İstihbarat amacıyla da olsa HTS kayıtlarının Bakan'ın görev verdiği bir ekip ya da bizzat bakan tarafından bir mahkeme kararı olmadan takip edilmesi suç.
Acil durumda savcı talep etse bile bu talebin en kısa sürede bir mahkeme kararı haline getirilmesi de gerekiyor.
Bir bakan, bir gazetecinin HTS kayıtlarını inceleme ihtiyacını neden duyar?
Bu sorunun çok fazla olası yanıtı yok.
İlk akla gelen, hukuk dışı elde ettiği bu bilgilerle gazeteciye şantaj yapmak olabilir.
Gazetecinin ulaştığı bilgileri, hangi kaynaktan aldığını takip etmek amacıyla da yapılmış olabilir.
Amacı ne olursa olsun bir İçişleri Bakanı'nın bu şekilde hukuk dışına çıkmasından en başta o iktidar elitinin korkması gerekir.
Gazeteciye bunu yapan, parti ya da hükümet içindeki konumunu sağlama almak için kendi partisinin yöneticilerinin nelerini takip etmiyordur ki?
Sedat Peker'in açıklamalarına karşı hükümet ya da iktidar partisi içinden çok fazla sesin yükselmiyor olmasının bir nedeni de acaba bakanın yarattığı bu "dehşet dengesi" mi?

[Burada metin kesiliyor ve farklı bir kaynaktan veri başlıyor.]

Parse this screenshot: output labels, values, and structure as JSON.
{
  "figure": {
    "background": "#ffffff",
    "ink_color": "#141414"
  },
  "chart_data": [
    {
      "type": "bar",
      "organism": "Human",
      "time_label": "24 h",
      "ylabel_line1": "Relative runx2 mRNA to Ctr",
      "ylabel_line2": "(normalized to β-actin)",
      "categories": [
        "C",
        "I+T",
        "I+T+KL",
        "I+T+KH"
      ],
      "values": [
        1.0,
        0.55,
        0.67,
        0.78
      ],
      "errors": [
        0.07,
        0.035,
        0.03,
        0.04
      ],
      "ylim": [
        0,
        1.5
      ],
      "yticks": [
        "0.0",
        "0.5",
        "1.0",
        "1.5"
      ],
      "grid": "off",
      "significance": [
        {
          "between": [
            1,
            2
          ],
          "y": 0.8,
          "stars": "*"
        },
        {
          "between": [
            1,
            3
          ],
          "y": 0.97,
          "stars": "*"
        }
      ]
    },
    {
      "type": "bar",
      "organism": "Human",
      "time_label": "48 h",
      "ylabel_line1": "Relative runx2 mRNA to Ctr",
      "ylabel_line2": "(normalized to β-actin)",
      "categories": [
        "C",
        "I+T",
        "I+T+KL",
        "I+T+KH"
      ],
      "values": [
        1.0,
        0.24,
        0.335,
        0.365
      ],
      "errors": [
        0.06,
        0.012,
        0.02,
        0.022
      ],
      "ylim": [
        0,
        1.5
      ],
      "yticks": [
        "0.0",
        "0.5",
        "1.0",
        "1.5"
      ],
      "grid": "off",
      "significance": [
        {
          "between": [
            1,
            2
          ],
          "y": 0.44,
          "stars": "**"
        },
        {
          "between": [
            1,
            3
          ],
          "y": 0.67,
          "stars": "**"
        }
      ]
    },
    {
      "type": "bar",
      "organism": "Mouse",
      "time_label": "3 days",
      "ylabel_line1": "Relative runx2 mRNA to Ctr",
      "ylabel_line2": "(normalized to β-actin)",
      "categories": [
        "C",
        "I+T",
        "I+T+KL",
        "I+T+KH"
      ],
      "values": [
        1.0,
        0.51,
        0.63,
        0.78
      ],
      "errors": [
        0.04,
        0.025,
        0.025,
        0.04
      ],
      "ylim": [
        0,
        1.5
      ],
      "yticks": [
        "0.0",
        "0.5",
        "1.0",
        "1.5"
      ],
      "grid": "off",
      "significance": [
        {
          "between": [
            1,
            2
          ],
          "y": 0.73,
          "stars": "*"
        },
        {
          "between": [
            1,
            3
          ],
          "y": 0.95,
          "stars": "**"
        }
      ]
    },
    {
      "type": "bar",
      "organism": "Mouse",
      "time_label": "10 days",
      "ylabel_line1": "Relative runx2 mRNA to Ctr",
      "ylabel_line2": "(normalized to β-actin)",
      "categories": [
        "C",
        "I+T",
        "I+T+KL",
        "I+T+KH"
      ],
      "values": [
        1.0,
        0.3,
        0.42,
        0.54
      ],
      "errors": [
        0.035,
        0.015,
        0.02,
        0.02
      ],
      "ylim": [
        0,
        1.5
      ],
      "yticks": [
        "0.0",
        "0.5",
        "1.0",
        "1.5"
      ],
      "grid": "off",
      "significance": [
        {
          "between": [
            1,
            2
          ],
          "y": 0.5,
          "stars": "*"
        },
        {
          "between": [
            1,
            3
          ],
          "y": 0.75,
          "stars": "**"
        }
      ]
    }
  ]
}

"Beni konuşmak zorunda bırakmayın" mesajının, yükseklerdeki yerine ulaştığının işareti mi?
* * *
Marmara'ya bak, gelecekteki Göcek'i gör
Çevre Bakanı'nın "üç yıl içinde Marmara'yı kurtaracağız" sözlerini dinlerken şunu düşündüm:
20 yıldır iktidarda olan bir partinin Çevre Bakanlığı, ancak görünür hale geldikten sonra farkına varabildiği müsilaj ile mücadeleyi gerçekten üç yılda yapabilir mi?
Marmara Denizi'nin bir açık fosseptik çukuru olarak kullanılması yeni yaşanmış bir durum değil.
Halen de denizin çevresindeki yerleşim yerlerinin kanalizasyonlarının önemli bölümü ve sınai atıklar arıtılmadan denize dökülüyor.
Son 20 yılın önemli bölümünde Marmara çevresindeki belediyelerin ağırlığı AKP'li başkanların yönetimindeydi.
Benim yönettiğim gazetelerde Ergene ve Nilüfer çaylarının Marmara'ya taşıdığı sınai kirlilik ile kaç haber yayınlandığını saymama bile olanak yok.
Kabaca ayda bir haber hesabıyla gitsek sadece benim yönetici olduğum dönemde bununla ilgili en az 150'ye yakın haber yayınlanmış olmalı.
Dileyelim ki Çevre Bakanı'nın hesaplaması doğru olsun ve Marmara, üç yıl içinde bu beladan kurtulsun.
Ama bunun yeterli olmayacağını şimdiden söyleyebilirim.
Ege Denizi'nin çevresinde yaşayan 20 milyondan fazla insanın ve sanayi kuruluşlarının atık suları da büyük ölçüde arıtılmadan Ege'ye pompalanıyor.
Bunun dışında kapalı koylardaki kirlilik, bugünden gözle görünür hale geldi.
Gümüşlük, Cennet Koyu, Hisarönü, Göcek gibi kapalı koylar, adeta marina gibi kullanılıyor.
Teknesini bir kez bağlayan bütün yaz yerinden kıpırdamıyor.
Küçük teknelerin bulaşık ve duş sularının doğrudan denize akıtıldığını, teknelerden pis su çekmek için kullanılan botların kapasitesinin yetersiz olduğunu herkes biliyor.
Eskiden kristal berraklığındaki birçok koyda denizin dibini göremez olduk. Müsilajı yaratan planktonların üremeye başladığı bir sır değil.
Bugün Marmara Denizi'nin haline bakıp içimiz burkuluyor ama bilin ki önlem alınmazsa en fazla beş-on yıl içinde bu saydığım kapalı Ege koylarında da manzara aynı olacak.